Using information provided by many published genome-wide association study consortia, we created polygenic profile scores for 24 vascular-metabolic, neuropsychiatric, physiological-anthropometric and cognitive traits in the participants of UK Biobank, a very large population-based sample (n = 112,151). Pleiotropy between cognitive and health traits was quantified by deriving genetic correlations using summary genome-wide association study statistics and to the method of linkage disequilibrium score regression.

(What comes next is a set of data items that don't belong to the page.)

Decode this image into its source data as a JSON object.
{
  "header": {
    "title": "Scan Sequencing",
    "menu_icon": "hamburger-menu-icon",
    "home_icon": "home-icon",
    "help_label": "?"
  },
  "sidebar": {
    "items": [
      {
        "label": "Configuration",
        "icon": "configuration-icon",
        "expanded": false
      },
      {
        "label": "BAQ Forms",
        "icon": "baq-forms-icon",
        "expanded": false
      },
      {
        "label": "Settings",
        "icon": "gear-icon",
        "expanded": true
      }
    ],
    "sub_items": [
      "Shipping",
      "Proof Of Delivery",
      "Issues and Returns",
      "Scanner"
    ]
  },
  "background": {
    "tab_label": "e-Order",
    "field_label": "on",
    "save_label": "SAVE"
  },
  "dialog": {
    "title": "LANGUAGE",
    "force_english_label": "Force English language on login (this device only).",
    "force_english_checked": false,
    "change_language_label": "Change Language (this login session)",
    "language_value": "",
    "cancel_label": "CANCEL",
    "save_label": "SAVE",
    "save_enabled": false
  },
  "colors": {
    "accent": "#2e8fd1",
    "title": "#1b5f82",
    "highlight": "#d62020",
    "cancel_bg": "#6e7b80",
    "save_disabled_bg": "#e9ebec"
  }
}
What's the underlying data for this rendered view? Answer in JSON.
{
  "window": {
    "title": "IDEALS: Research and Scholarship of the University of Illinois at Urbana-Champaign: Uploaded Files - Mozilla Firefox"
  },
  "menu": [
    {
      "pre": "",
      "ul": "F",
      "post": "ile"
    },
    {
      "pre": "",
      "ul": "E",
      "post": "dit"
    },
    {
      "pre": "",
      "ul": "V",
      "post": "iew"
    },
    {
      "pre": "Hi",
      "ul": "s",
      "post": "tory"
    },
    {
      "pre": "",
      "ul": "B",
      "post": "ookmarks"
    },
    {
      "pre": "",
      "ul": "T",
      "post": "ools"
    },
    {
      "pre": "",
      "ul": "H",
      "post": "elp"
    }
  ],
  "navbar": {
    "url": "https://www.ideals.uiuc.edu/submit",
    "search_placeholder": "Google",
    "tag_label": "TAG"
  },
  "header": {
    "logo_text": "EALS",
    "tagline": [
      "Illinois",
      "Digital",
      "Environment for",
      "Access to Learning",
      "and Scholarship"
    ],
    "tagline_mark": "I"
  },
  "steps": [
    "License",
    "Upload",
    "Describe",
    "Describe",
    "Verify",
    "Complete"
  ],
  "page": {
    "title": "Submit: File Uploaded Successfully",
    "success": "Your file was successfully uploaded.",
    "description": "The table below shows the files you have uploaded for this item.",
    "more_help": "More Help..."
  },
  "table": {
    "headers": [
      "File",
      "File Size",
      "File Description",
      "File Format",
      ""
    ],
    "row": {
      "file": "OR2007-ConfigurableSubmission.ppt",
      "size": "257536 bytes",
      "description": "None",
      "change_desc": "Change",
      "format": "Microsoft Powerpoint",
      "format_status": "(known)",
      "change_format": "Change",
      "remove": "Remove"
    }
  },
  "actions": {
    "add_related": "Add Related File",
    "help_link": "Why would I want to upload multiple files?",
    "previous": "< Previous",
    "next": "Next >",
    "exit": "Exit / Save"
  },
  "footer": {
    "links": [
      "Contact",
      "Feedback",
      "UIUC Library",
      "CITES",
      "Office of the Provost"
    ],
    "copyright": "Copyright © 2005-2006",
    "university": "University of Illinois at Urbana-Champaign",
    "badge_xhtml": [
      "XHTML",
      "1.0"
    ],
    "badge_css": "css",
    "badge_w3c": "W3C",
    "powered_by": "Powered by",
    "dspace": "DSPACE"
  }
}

Substantial and statistically-significant genetic correlations were observed between cognitive test scores in the UK Biobank sample and many of the mental and physical health-related traits and disorders assessed here. In addition, highly statistically-significant associations were observed between the cognitive test scores in the UK Biobank sample and many polygenic profile scores, including coronary artery disease, stroke, Alzheimer’s disease, schizophrenia, autism, major depressive disorder, body mass index, intracranial volume, infant head circumference, and childhood cognitive ability. Where disease diagnosis was available for UK Biobank participants, we were able to show that these results were not confounded by those who had the relevant disease.

These findings indicate that a substantial level of pleiotropy exists between cognitive abilities and many human mental and physical health disorders and traits and that it can be used to predict phenotypic variance across samples.